In my early 30s, I acquired my Irish citizenship by foreign birth registration and part of that was an attendant renewed interest in my Catholic heritage (despite the fact that five of my great-grandparents were, in fact, Protestant). I had never become a fully communicant member of the Church and it felt faintly like something I ought to complete. At the same time, the one-two punches of the loss of a beloved pet and the news that a dear friend was dying, far, far too young of cancer, sent me looking for that spiritual anchor I'd long wondered about. I signed up for adult catechism at my local parish. I saw it through, received the sacraments, and began attending. Things had changed for me since childhood. The Mass was no longer tedious. I enjoyed the ceremony, and it gave me a certain solace and a feeling of community.

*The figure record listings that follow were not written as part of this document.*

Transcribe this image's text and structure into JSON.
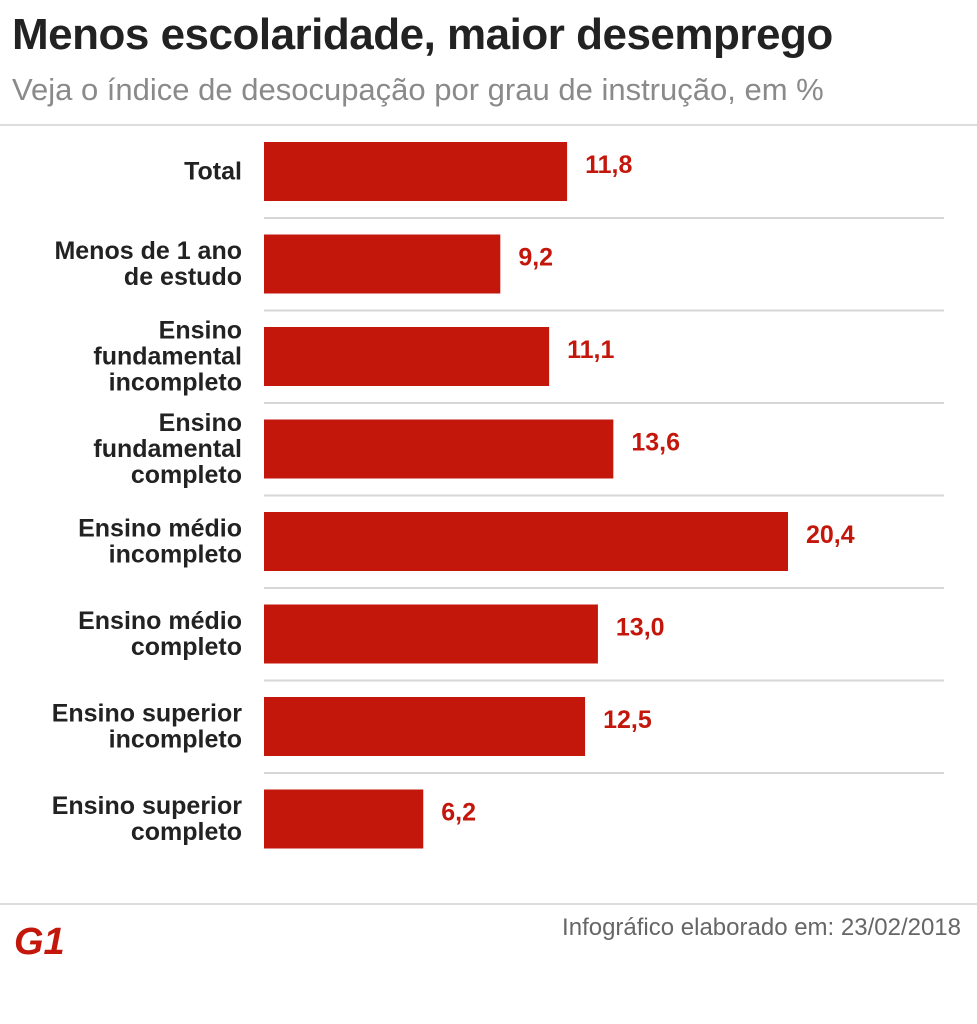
{
  "header": {
    "title": "Menos escolaridade, maior desemprego",
    "subtitle": "Veja o índice de desocupação por grau de instrução, em %"
  },
  "chart_data": {
    "type": "bar",
    "orientation": "horizontal",
    "categories": [
      [
        "Total"
      ],
      [
        "Menos de 1 ano",
        "de estudo"
      ],
      [
        "Ensino",
        "fundamental",
        "incompleto"
      ],
      [
        "Ensino",
        "fundamental",
        "completo"
      ],
      [
        "Ensino médio",
        "incompleto"
      ],
      [
        "Ensino médio",
        "completo"
      ],
      [
        "Ensino superior",
        "incompleto"
      ],
      [
        "Ensino superior",
        "completo"
      ]
    ],
    "values": [
      11.8,
      9.2,
      11.1,
      13.6,
      20.4,
      13.0,
      12.5,
      6.2
    ],
    "value_labels": [
      "11,8",
      "9,2",
      "11,1",
      "13,6",
      "20,4",
      "13,0",
      "12,5",
      "6,2"
    ],
    "unit": "%",
    "xlim": [
      0,
      20.4
    ],
    "grid": false,
    "bar_color": "#c4170c",
    "label_color": "#c4170c"
  },
  "footer": {
    "logo_text": "G1",
    "logo_color": "#c4170c",
    "note": "Infográfico elaborado em: 23/02/2018"
  }
}
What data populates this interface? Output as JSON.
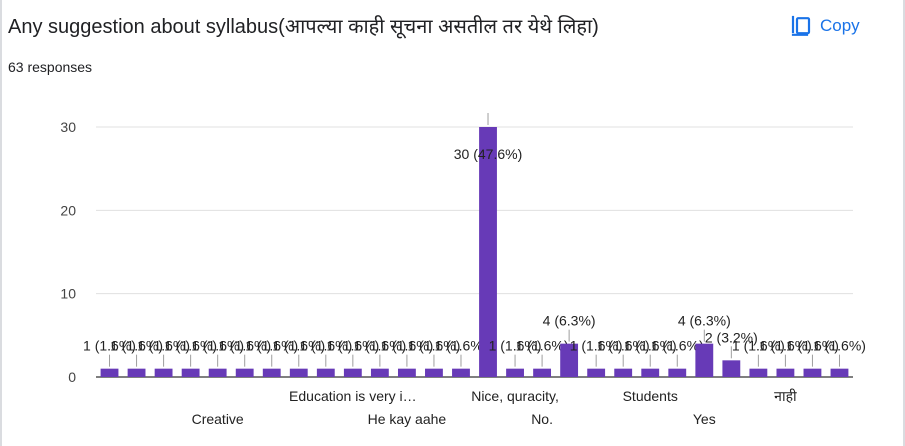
{
  "header": {
    "title": "Any suggestion about syllabus(आपल्या काही सूचना असतील तर येथे लिहा)",
    "responses": "63 responses",
    "copy_label": "Copy"
  },
  "colors": {
    "bar": "#673ab7",
    "accent": "#1a73e8",
    "grid": "#e0e0e0"
  },
  "icons": {
    "copy": "copy-icon"
  },
  "chart_data": {
    "type": "bar",
    "title": "",
    "xlabel": "",
    "ylabel": "",
    "ylim": [
      0,
      30
    ],
    "yticks": [
      0,
      10,
      20,
      30
    ],
    "grid": true,
    "legend": "none",
    "visible_category_labels": [
      "Creative",
      "Education is very i…",
      "He kay aahe",
      "Nice, quracity,",
      "No.",
      "Students",
      "Yes",
      "नाही"
    ],
    "values": [
      1,
      1,
      1,
      1,
      1,
      1,
      1,
      1,
      1,
      1,
      1,
      1,
      1,
      1,
      30,
      1,
      1,
      4,
      1,
      1,
      1,
      1,
      4,
      2,
      1,
      1,
      1,
      1
    ],
    "data_labels": [
      "1 (1.6%)",
      "1 (1.6%)",
      "1 (1.6%)",
      "1 (1.6%)",
      "1 (1.6%)",
      "1 (1.6%)",
      "1 (1.6%)",
      "1 (1.6%)",
      "1 (1.6%)",
      "1 (1.6%)",
      "1 (1.6%)",
      "1 (1.6%)",
      "1 (1.6%)",
      "1 (1.6%)",
      "30 (47.6%)",
      "1 (1.6%)",
      "1 (1.6%)",
      "4 (6.3%)",
      "1 (1.6%)",
      "1 (1.6%)",
      "1 (1.6%)",
      "1 (1.6%)",
      "4 (6.3%)",
      "2 (3.2%)",
      "1 (1.6%)",
      "1 (1.6%)",
      "1 (1.6%)",
      "1 (1.6%)"
    ]
  }
}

I even had a Mass said for my friend suffering from cancer. Oddly enough, he didn't understand what I was doing or why. Despite what he was facing, he remained a convinced materialist who understood, a young man in his mid-20s, that he was going to die, that nothing of 'him' was going to survive that death, and that he had much pain and fear ahead. His bravery and his ability to focus on his family and friends and the things he enjoyed were object lessons to me. I quietly drifted away from attending Mass after he died, and though I've been back a few times since, it's been for experience of the ceremony rather than any sincere conviction in the reality of it. And when I do attend, I no longer take communion, out of respect for those for whom the sacrament is at the heart of what they believe.
I guess I'm no longer looking for souls. It's hard; we're wired to want to survive and the idea that, ultimately, we don't, is a hard one to accept. But I can't deny the fact that there's no real evidence to believe otherwise. But there's still solace and wonder in the fact that we, each of us who does exist, or ever has, or ever will, partake anew in the universe's unceasing arising to consciousness and subsequent self-discovery. Every time a child learns about gravity watching raindrops slither down a window pane, or a cat marvels at how the red dot of laser light instantly gets on top of his paw from underneath it, or a raccoon works out how to get at the pizza crusts in your "locked" garbage can, we are, literally, watching the universe discovering and exploring itself, again and again and again. Recently on YouTube, a series of videos called "Symphony of Science" has appeared, making use of clips and quotes from famous popularizers of science; the quotes shaped into song by the only worthwhile use of AutoTune I'm aware of since Cher's Life After Love. A quote by Richard Dawkins in one of the pieces nicely puts a fine point on things for me at this stage in my spiritual evolution: "Matter flows from place to place, and momentarily comes together to become you. Some people find that thought disturbing. I find the reality thrilling."